September ‘25: Our paper Block Gauss-Seidel methods for t-product tensor regression (with collaborators Alejandra Castillo, Iryna Hartsock, Paulina Hoyos, Lara Kassab, Alona Kryshchenko, Kamila R. Larripa, Deanna Needell, Shambhavi Suryanarayanan, and Karamatou Yacoubou-Djima) was accepted to the journal Numerical Algorithms! In this paper, we extend two variants of the block-randomized Gauss-Seidel method to solve a t-product tensor regression problem. We additionally develop methods for the special case where the measurement tensor is given in factorized form. We provide theoretical guarantees of the exponential convergence rate of our algorithms, accompanied by illustrative numerical simulations.

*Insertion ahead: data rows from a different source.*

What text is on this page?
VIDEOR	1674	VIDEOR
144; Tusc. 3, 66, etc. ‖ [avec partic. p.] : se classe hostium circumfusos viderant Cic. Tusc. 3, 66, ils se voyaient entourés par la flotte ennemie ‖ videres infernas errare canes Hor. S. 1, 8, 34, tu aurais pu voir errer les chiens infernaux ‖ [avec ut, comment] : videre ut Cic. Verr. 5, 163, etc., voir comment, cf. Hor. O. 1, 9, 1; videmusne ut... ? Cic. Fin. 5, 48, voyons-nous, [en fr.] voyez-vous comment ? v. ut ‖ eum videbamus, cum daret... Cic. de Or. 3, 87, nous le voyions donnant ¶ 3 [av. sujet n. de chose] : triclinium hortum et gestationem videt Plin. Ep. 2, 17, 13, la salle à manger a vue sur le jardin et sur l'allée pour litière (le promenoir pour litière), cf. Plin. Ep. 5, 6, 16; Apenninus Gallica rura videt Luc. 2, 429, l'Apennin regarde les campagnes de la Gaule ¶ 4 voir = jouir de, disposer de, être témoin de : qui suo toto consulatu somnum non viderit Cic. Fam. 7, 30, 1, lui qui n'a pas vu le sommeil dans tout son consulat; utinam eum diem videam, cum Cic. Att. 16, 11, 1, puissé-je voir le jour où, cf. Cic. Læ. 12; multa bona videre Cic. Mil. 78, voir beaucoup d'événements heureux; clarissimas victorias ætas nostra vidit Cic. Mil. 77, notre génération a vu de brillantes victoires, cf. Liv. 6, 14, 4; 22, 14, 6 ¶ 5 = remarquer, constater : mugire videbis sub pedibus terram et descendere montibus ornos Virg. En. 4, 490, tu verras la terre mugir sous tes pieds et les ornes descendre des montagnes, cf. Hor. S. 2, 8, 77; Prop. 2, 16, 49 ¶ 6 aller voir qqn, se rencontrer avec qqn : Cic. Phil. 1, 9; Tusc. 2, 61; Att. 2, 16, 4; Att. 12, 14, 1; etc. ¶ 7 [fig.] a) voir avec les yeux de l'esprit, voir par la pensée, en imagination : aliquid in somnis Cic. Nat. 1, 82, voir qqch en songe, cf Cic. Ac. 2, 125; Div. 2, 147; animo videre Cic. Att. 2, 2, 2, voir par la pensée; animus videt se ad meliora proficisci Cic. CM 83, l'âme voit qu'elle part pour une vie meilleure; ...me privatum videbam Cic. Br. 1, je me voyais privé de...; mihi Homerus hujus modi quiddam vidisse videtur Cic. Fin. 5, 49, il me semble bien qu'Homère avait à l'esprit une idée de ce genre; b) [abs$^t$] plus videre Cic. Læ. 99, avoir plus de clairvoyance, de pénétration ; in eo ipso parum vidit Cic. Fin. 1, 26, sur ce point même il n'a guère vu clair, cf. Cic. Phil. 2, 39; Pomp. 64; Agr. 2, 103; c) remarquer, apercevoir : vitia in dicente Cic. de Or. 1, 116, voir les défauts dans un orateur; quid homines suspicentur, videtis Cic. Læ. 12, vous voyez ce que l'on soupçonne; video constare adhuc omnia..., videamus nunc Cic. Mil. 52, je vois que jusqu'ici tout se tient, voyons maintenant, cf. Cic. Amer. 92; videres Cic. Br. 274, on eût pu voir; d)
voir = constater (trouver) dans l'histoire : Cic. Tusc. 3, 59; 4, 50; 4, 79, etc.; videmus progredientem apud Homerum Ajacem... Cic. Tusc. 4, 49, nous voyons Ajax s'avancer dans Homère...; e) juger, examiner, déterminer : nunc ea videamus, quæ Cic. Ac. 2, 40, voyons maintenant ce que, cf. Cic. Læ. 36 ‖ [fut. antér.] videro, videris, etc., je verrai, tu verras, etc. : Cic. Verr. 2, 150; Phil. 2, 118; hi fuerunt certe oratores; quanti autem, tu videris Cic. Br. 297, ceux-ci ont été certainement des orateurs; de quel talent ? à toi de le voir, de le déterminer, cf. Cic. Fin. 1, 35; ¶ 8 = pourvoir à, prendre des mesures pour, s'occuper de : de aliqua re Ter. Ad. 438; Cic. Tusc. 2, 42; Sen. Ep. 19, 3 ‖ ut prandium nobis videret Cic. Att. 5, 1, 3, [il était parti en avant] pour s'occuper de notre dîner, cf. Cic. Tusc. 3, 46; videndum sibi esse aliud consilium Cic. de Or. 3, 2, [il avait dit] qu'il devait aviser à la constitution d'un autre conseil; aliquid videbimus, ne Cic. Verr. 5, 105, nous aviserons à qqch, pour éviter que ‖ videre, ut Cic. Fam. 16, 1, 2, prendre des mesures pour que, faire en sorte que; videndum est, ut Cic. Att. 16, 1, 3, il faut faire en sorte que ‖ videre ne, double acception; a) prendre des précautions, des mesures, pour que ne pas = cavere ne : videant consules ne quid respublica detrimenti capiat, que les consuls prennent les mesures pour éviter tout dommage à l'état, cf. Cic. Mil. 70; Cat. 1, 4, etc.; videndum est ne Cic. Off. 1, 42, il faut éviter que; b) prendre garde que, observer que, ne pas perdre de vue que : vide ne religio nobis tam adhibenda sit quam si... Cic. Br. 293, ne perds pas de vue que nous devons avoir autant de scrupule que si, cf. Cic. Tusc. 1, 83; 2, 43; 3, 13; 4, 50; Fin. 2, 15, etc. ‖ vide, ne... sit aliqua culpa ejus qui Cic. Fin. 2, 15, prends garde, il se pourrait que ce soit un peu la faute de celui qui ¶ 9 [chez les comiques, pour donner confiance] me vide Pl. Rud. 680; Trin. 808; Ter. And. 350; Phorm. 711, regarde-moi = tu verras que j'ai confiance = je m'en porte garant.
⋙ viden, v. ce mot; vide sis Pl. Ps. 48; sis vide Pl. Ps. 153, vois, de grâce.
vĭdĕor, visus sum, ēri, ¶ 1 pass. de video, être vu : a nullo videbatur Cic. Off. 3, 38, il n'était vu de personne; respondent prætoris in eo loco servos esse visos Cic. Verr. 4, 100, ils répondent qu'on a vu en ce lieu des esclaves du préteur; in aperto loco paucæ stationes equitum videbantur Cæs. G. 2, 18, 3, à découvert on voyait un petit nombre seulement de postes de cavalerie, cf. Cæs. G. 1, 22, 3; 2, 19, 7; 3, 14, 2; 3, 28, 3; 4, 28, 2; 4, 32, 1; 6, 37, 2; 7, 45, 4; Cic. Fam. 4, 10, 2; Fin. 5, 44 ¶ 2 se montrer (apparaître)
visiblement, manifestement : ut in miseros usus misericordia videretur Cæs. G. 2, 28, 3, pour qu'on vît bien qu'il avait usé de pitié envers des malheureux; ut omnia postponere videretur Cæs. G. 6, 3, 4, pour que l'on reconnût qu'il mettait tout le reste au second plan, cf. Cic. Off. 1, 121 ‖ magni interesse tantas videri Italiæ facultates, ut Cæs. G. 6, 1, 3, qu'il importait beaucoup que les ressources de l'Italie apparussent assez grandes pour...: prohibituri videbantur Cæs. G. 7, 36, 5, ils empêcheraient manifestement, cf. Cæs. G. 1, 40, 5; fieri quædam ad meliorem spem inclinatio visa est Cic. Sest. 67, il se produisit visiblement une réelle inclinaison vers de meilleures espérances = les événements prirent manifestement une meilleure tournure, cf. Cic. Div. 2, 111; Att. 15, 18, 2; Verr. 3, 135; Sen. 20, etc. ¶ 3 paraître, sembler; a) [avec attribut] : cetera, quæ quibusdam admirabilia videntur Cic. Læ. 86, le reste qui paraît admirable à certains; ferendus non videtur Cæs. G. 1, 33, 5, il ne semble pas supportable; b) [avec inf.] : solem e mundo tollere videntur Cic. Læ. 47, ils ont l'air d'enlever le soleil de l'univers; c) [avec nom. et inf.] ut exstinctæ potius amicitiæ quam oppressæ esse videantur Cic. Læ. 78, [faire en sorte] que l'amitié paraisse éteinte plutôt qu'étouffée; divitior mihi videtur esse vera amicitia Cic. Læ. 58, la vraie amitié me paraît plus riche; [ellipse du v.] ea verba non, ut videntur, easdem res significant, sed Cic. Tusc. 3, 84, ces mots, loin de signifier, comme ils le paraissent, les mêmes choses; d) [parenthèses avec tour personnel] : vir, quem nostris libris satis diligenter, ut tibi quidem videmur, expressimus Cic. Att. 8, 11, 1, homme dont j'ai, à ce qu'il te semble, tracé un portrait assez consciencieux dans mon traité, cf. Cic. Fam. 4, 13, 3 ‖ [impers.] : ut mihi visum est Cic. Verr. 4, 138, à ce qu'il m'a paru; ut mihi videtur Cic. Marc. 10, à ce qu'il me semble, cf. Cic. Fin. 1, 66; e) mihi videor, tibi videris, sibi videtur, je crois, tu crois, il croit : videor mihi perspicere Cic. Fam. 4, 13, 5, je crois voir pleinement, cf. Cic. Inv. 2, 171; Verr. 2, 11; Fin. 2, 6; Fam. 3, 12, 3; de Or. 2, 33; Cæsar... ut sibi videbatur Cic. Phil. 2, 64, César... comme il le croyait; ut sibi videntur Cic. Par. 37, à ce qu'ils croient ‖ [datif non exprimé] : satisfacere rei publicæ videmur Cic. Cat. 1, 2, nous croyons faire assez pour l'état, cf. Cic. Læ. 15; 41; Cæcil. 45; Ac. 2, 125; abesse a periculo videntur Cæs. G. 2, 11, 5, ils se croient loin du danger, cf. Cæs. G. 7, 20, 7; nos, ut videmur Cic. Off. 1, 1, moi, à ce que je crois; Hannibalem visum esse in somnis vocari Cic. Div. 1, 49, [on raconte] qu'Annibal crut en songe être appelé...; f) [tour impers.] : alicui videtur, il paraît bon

July ‘25: Our paper Randomized Kaczmarz methods for t-product tensor linear systems with factorized operators (with collaborators Alejandra Castillo, Iryna Hartsock, Paulina Hoyos, Lara Kassab, Alona Kryshchenko, Kamila R. Larripa, Deanna Needell, Shambhavi Suryanarayanan, and Karamatou Yacoubou-Djima) was accepted to the journal BIT Numerical Mathematics! In this paper, we extend the randomized Kaczmarz method to solve a t-product tensor system where the measurement tensor is given in factorized form. We develop variants of the randomized factorized Kaczmarz method for matrices that approximately solve tensor systems in both the consistent and inconsistent regimes. We provide theoretical guarantees of the exponential convergence rate of our algorithms, accompanied by illustrative numerical simulations, including in image deblurring!